WETSBEPALINGEN inzake de slijterijen van gegiste dranken, samengeordend op 3 april 1953. (NOTA 1 : de aanslagvoet wordt van de belastingen bedoeld in hoofdstuk III, bestaande uit de artikelen 8 tot en met 25ter, hoofdstuk IV, bestaande uit artikel 26, en hoofdstuk V, bestaande uit artikel 27, vastgesteld op nul euro in wat..., de 3 avril 1953

HOOFDSTUK I. - Personen aan wie het recht om een drankslijterij te houden is ontzegd.

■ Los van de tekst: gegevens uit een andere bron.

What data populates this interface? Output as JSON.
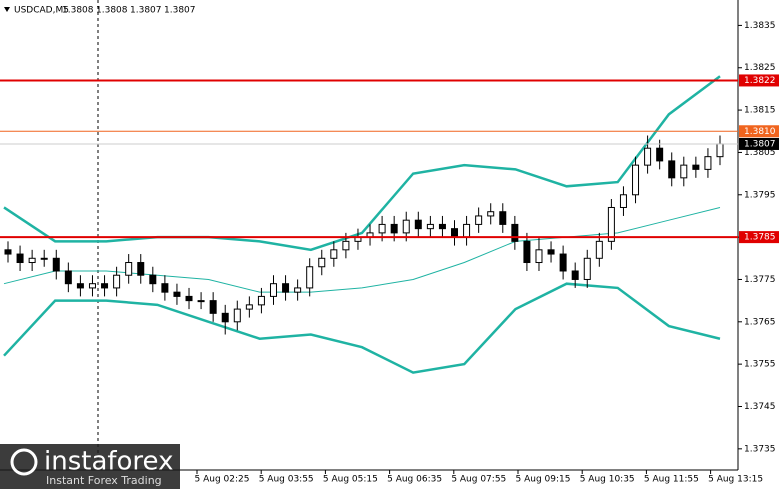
{
  "chart_data": {
    "type": "candlestick",
    "symbol": "USDCAD,M5",
    "header_values": [
      1.3808,
      1.3808,
      1.3807,
      1.3807
    ],
    "ylim": [
      1.373,
      1.3841
    ],
    "yticks": [
      1.3835,
      1.3825,
      1.3815,
      1.3805,
      1.3795,
      1.3785,
      1.3775,
      1.3765,
      1.3755,
      1.3745,
      1.3735
    ],
    "xtick_labels": [
      "5 Aug 02:25",
      "5 Aug 03:55",
      "5 Aug 05:15",
      "5 Aug 06:35",
      "5 Aug 07:55",
      "5 Aug 09:15",
      "5 Aug 10:35",
      "5 Aug 11:55",
      "5 Aug 13:15"
    ],
    "open": [
      1.3782,
      1.3781,
      1.3779,
      1.378,
      1.378,
      1.3777,
      1.3774,
      1.3773,
      1.3774,
      1.3773,
      1.3776,
      1.3779,
      1.3776,
      1.3774,
      1.3772,
      1.3771,
      1.377,
      1.377,
      1.3767,
      1.3765,
      1.3768,
      1.3769,
      1.3771,
      1.3774,
      1.3772,
      1.3773,
      1.3778,
      1.378,
      1.3782,
      1.3784,
      1.3785,
      1.3786,
      1.3788,
      1.3786,
      1.3789,
      1.3787,
      1.3788,
      1.3787,
      1.3785,
      1.3788,
      1.379,
      1.3791,
      1.3788,
      1.3784,
      1.3779,
      1.3782,
      1.3781,
      1.3777,
      1.3775,
      1.378,
      1.3784,
      1.3792,
      1.3795,
      1.3802,
      1.3806,
      1.3803,
      1.3799,
      1.3802,
      1.3801,
      1.3804
    ],
    "high": [
      1.3784,
      1.3783,
      1.3782,
      1.3782,
      1.3782,
      1.3779,
      1.3776,
      1.3776,
      1.3776,
      1.3778,
      1.3781,
      1.3781,
      1.3778,
      1.3776,
      1.3774,
      1.3773,
      1.3772,
      1.3772,
      1.3769,
      1.377,
      1.3771,
      1.3773,
      1.3776,
      1.3776,
      1.3775,
      1.378,
      1.3782,
      1.3784,
      1.3786,
      1.3787,
      1.3788,
      1.379,
      1.379,
      1.3791,
      1.3791,
      1.379,
      1.379,
      1.3789,
      1.379,
      1.3792,
      1.3793,
      1.3793,
      1.379,
      1.3786,
      1.3785,
      1.3784,
      1.3783,
      1.3779,
      1.3782,
      1.3786,
      1.3794,
      1.3797,
      1.3804,
      1.3809,
      1.3808,
      1.3805,
      1.3804,
      1.3804,
      1.3806,
      1.3809
    ],
    "low": [
      1.3779,
      1.3777,
      1.3777,
      1.3778,
      1.3775,
      1.3772,
      1.3771,
      1.3771,
      1.3771,
      1.3771,
      1.3774,
      1.3774,
      1.3772,
      1.377,
      1.3769,
      1.3768,
      1.3768,
      1.3765,
      1.3762,
      1.3763,
      1.3766,
      1.3767,
      1.3769,
      1.377,
      1.377,
      1.3771,
      1.3776,
      1.3778,
      1.378,
      1.3782,
      1.3783,
      1.3784,
      1.3784,
      1.3784,
      1.3785,
      1.3785,
      1.3785,
      1.3783,
      1.3783,
      1.3786,
      1.3788,
      1.3786,
      1.3782,
      1.3777,
      1.3777,
      1.3779,
      1.3775,
      1.3773,
      1.3773,
      1.3778,
      1.3782,
      1.379,
      1.3793,
      1.38,
      1.3801,
      1.3797,
      1.3797,
      1.3799,
      1.3799,
      1.3802
    ],
    "close": [
      1.3781,
      1.3779,
      1.378,
      1.378,
      1.3777,
      1.3774,
      1.3773,
      1.3774,
      1.3773,
      1.3776,
      1.3779,
      1.3776,
      1.3774,
      1.3772,
      1.3771,
      1.377,
      1.377,
      1.3767,
      1.3765,
      1.3768,
      1.3769,
      1.3771,
      1.3774,
      1.3772,
      1.3773,
      1.3778,
      1.378,
      1.3782,
      1.3784,
      1.3785,
      1.3786,
      1.3788,
      1.3786,
      1.3789,
      1.3787,
      1.3788,
      1.3787,
      1.3785,
      1.3788,
      1.379,
      1.3791,
      1.3788,
      1.3784,
      1.3779,
      1.3782,
      1.3781,
      1.3777,
      1.3775,
      1.378,
      1.3784,
      1.3792,
      1.3795,
      1.3802,
      1.3806,
      1.3803,
      1.3799,
      1.3802,
      1.3801,
      1.3804,
      1.3807
    ],
    "bands": [
      {
        "color": "#1fb3a3",
        "width": 2.5,
        "values": [
          1.3792,
          1.3784,
          1.3784,
          1.3785,
          1.3785,
          1.3784,
          1.3782,
          1.3786,
          1.38,
          1.3802,
          1.3801,
          1.3797,
          1.3798,
          1.3814,
          1.3823
        ]
      },
      {
        "color": "#1fb3a3",
        "width": 1,
        "values": [
          1.3774,
          1.3777,
          1.3777,
          1.3776,
          1.3775,
          1.3772,
          1.3772,
          1.3773,
          1.3775,
          1.3779,
          1.3784,
          1.3785,
          1.3786,
          1.3789,
          1.3792
        ]
      },
      {
        "color": "#1fb3a3",
        "width": 2.5,
        "values": [
          1.3757,
          1.377,
          1.377,
          1.3769,
          1.3765,
          1.3761,
          1.3762,
          1.3759,
          1.3753,
          1.3755,
          1.3768,
          1.3774,
          1.3773,
          1.3764,
          1.3761
        ]
      }
    ],
    "levels": [
      {
        "value": 1.3822,
        "color": "#e00000"
      },
      {
        "value": 1.381,
        "label": "1.3810",
        "color": "#f0641e"
      },
      {
        "value": 1.3785,
        "color": "#e00000"
      }
    ],
    "last_price": 1.3807,
    "watermark": "instaforex",
    "watermark_sub": "Instant Forex Trading"
  }
}
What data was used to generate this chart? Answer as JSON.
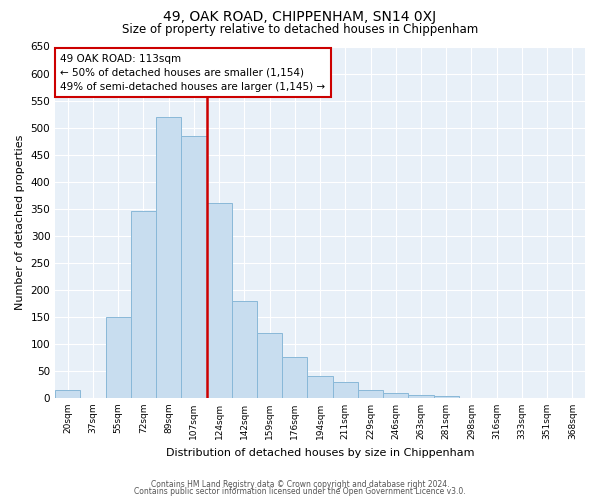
{
  "title": "49, OAK ROAD, CHIPPENHAM, SN14 0XJ",
  "subtitle": "Size of property relative to detached houses in Chippenham",
  "xlabel": "Distribution of detached houses by size in Chippenham",
  "ylabel": "Number of detached properties",
  "bar_labels": [
    "20sqm",
    "37sqm",
    "55sqm",
    "72sqm",
    "89sqm",
    "107sqm",
    "124sqm",
    "142sqm",
    "159sqm",
    "176sqm",
    "194sqm",
    "211sqm",
    "229sqm",
    "246sqm",
    "263sqm",
    "281sqm",
    "298sqm",
    "316sqm",
    "333sqm",
    "351sqm",
    "368sqm"
  ],
  "bar_heights": [
    15,
    0,
    150,
    345,
    520,
    485,
    360,
    180,
    120,
    75,
    40,
    30,
    15,
    10,
    5,
    3,
    0,
    0,
    0,
    0,
    0
  ],
  "bar_color": "#c8ddef",
  "bar_edge_color": "#89b8d8",
  "vline_color": "#cc0000",
  "vline_x_index": 5,
  "annotation_title": "49 OAK ROAD: 113sqm",
  "annotation_line1": "← 50% of detached houses are smaller (1,154)",
  "annotation_line2": "49% of semi-detached houses are larger (1,145) →",
  "ylim": [
    0,
    650
  ],
  "yticks": [
    0,
    50,
    100,
    150,
    200,
    250,
    300,
    350,
    400,
    450,
    500,
    550,
    600,
    650
  ],
  "footer_line1": "Contains HM Land Registry data © Crown copyright and database right 2024.",
  "footer_line2": "Contains public sector information licensed under the Open Government Licence v3.0.",
  "bg_color": "#ffffff",
  "plot_bg_color": "#e8f0f8",
  "grid_color": "#ffffff",
  "annotation_box_edge": "#cc0000"
}
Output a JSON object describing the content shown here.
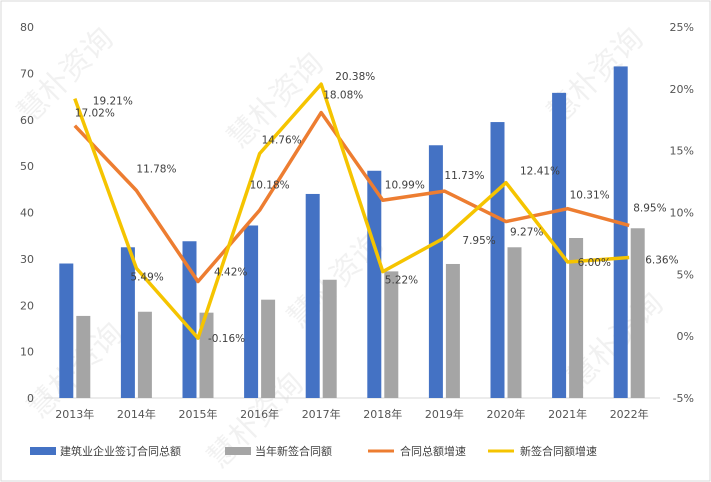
{
  "chart_data": {
    "type": "bar+line",
    "categories": [
      "2013年",
      "2014年",
      "2015年",
      "2016年",
      "2017年",
      "2018年",
      "2019年",
      "2020年",
      "2021年",
      "2022年"
    ],
    "bar_series": [
      {
        "name": "建筑业企业签订合同总额",
        "color": "#4472c4",
        "values": [
          29.0,
          32.5,
          33.8,
          37.2,
          44.0,
          49.0,
          54.5,
          59.5,
          65.8,
          71.5
        ]
      },
      {
        "name": "当年新签合同额",
        "color": "#a5a5a5",
        "values": [
          17.7,
          18.6,
          18.4,
          21.2,
          25.5,
          27.3,
          28.9,
          32.5,
          34.5,
          36.6
        ]
      }
    ],
    "line_series": [
      {
        "name": "合同总额增速",
        "color": "#ed7d31",
        "values": [
          17.02,
          11.78,
          4.42,
          10.18,
          18.08,
          10.99,
          11.73,
          9.27,
          10.31,
          8.95
        ],
        "labels": [
          "17.02%",
          "11.78%",
          "4.42%",
          "10.18%",
          "18.08%",
          "10.99%",
          "11.73%",
          "9.27%",
          "10.31%",
          "8.95%"
        ]
      },
      {
        "name": "新签合同额增速",
        "color": "#f5c400",
        "values": [
          19.21,
          5.49,
          -0.16,
          14.76,
          20.38,
          5.22,
          7.95,
          12.41,
          6.0,
          6.36
        ],
        "labels": [
          "19.21%",
          "5.49%",
          "-0.16%",
          "14.76%",
          "20.38%",
          "5.22%",
          "7.95%",
          "12.41%",
          "6.00%",
          "6.36%"
        ]
      }
    ],
    "y_left": {
      "min": 0,
      "max": 80,
      "ticks": [
        "0",
        "10",
        "20",
        "30",
        "40",
        "50",
        "60",
        "70",
        "80"
      ]
    },
    "y_right": {
      "min": -5,
      "max": 25,
      "ticks": [
        "-5%",
        "0%",
        "5%",
        "10%",
        "15%",
        "20%",
        "25%"
      ]
    },
    "negative_label_color": "#c00000",
    "legend_position": "bottom",
    "grid": false
  },
  "watermark": {
    "text": "慧朴资询"
  }
}
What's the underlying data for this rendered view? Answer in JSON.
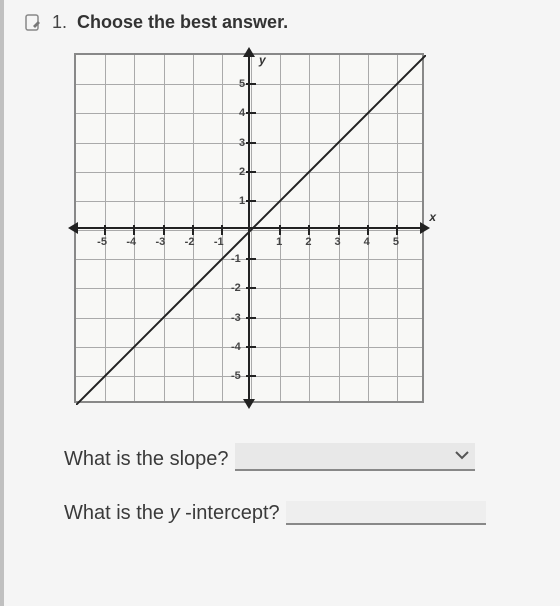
{
  "header": {
    "number": "1.",
    "title": "Choose the best answer."
  },
  "chart": {
    "type": "line",
    "xlim": [
      -6,
      6
    ],
    "ylim": [
      -6,
      6
    ],
    "tick_step": 1,
    "tick_labels_x": [
      "-5",
      "-4",
      "-3",
      "-2",
      "-1",
      "1",
      "2",
      "3",
      "4",
      "5"
    ],
    "tick_labels_y": [
      "-5",
      "-4",
      "-3",
      "-2",
      "-1",
      "1",
      "2",
      "3",
      "4",
      "5"
    ],
    "x_axis_label": "x",
    "y_axis_label": "y",
    "line_points": [
      [
        -6,
        -6
      ],
      [
        6,
        6
      ]
    ],
    "line_color": "#222222",
    "line_width": 2,
    "grid_color": "#aaaaaa",
    "axis_color": "#222222",
    "background_color": "#f8f8f6",
    "border_color": "#888888"
  },
  "prompts": {
    "slope": "What is the slope?",
    "yintercept_prefix": "What is the ",
    "yintercept_var": "y",
    "yintercept_suffix": " -intercept?"
  }
}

Artikel 1. (Onverminderd artikel 634, eerste lid, van het Wetboek van strafvordering, mogen, hetzij zelf,) hetzij door middel van een derde persoon, geen slijter van ter plaatse te verbruiken gegiste dranken zijn, in de betekenis van deze gecoördineerde wetten:

  1. zij die niet ten volle hun openingsbelastingen of vijfjaarlijkse belastingen op de slijterijen van gegiste dranken, vastgesteld overeenkomstig de bepalingen van deze gecoördineerde wetten, hebben betaald.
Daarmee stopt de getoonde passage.